Flexible detectors with high neutron efficiency achieved

Crystal size and dispersion significantly affect detector performance

Performance comparable to commercial detectors with better robustness

Abstract

The production of flexible and robust thermal neutron detectors with improved properties as compared to the commercial ZnS:Ag based phosphors is here pursued, exploiting a siloxane binder, whose intrinsic properties as related to the chemical features of the functional groups and to the optical properties are investigated and tailored in correlation with the final performances of the detectors. Two different siloxanes either with pendant phenyl groups or with aliphatic groups have been used, the former being intrinsically fluorescent and with higher polarizability than the latter. Moreover, 6LiF crystals have been synthesized by co-precipitation method and the solvent/co-solvent ratio has been changed in order to tune the crystal size.

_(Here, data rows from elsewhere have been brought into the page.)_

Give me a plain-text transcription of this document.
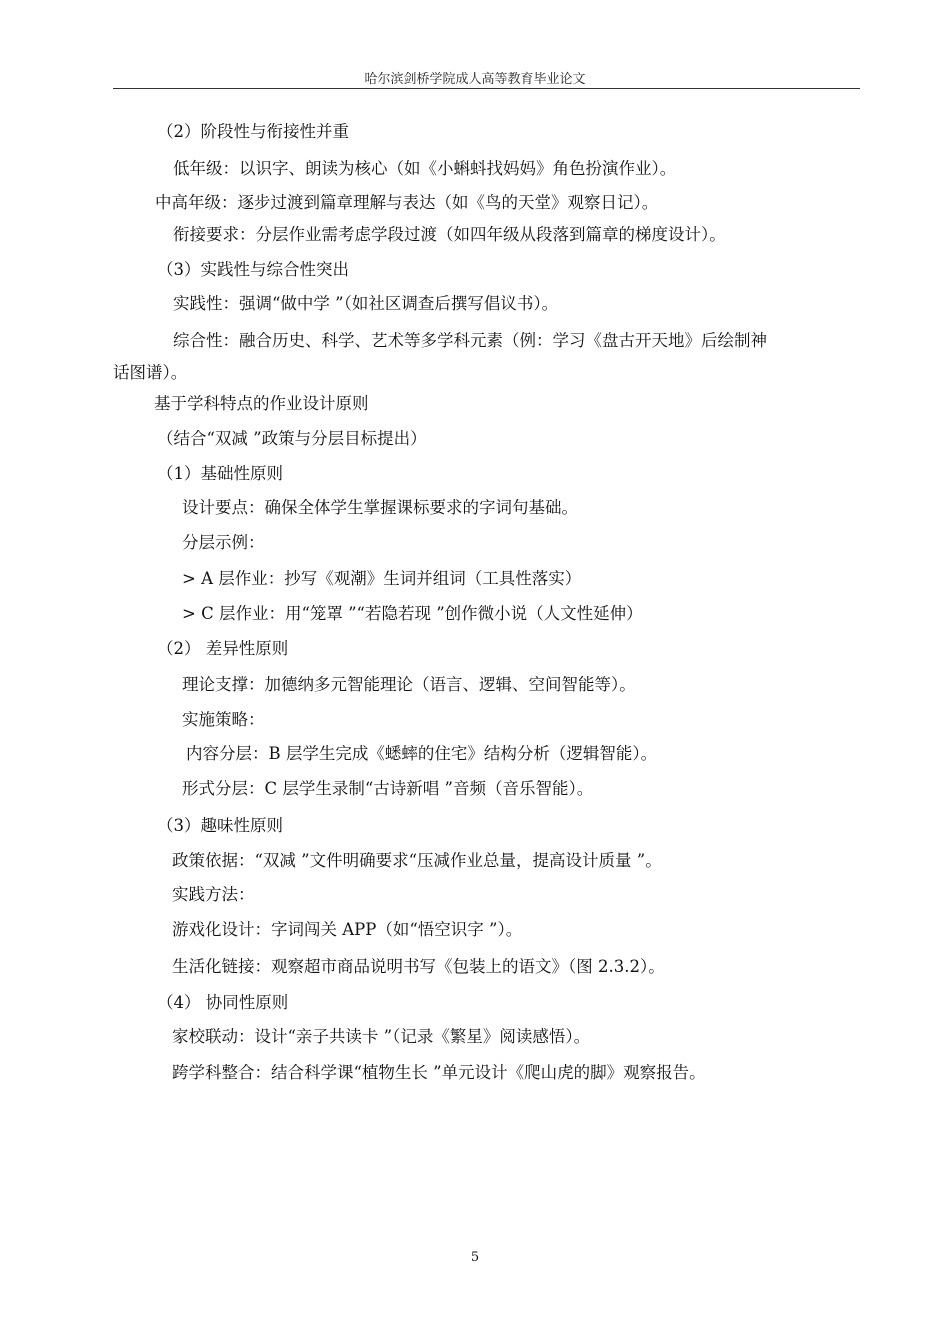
哈尔滨剑桥学院成人高等教育毕业论文
（2）阶段性与衔接性并重
低年级：以识字、朗读为核心（如《小蝌蚪找妈妈》角色扮演作业）。
中高年级：逐步过渡到篇章理解与表达（如《鸟的天堂》观察日记）。
衔接要求：分层作业需考虑学段过渡（如四年级从段落到篇章的梯度设计）。
（3）实践性与综合性突出
实践性：强调“做中学 ”（如社区调查后撰写倡议书）。
综合性：融合历史、科学、艺术等多学科元素（例：学习《盘古开天地》后绘制神
话图谱）。
基于学科特点的作业设计原则
（结合“双减 ”政策与分层目标提出）
（1）基础性原则
设计要点：确保全体学生掌握课标要求的字词句基础。
分层示例：
> A 层作业：抄写《观潮》生词并组词（工具性落实）
> C 层作业：用“笼罩 ”“若隐若现 ”创作微小说（人文性延伸）
（2） 差异性原则
理论支撑：加德纳多元智能理论（语言、逻辑、空间智能等）。
实施策略：
内容分层：B 层学生完成《蟋蟀的住宅》结构分析（逻辑智能）。
形式分层：C 层学生录制“古诗新唱 ”音频（音乐智能）。
（3）趣味性原则
政策依据：“双减 ”文件明确要求“压减作业总量，提高设计质量 ”。
实践方法：
游戏化设计：字词闯关 APP（如“悟空识字 ”）。
生活化链接：观察超市商品说明书写《包装上的语文》（图 2.3.2）。
（4） 协同性原则
家校联动：设计“亲子共读卡 ”（记录《繁星》阅读感悟）。
跨学科整合：结合科学课“植物生长 ”单元设计《爬山虎的脚》观察报告。
5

Then, the size effect on the detector efficiency to thermal neutrons has been investigated as related to the energy loss of thermal neutron reaction products inside the crystal and the dispersion homogeneity of the crystals into the composite. To complete the characterization of the produced flexible detectors, the response to {\gamma}-rays has been measured and compared to a commercial detector. The careful choice of both the base resin and the 6LiF crystals size allows to produce flexible detector for thermal neutrons with performances comparable to the commercial standard and with higher mechanical robustness and stability.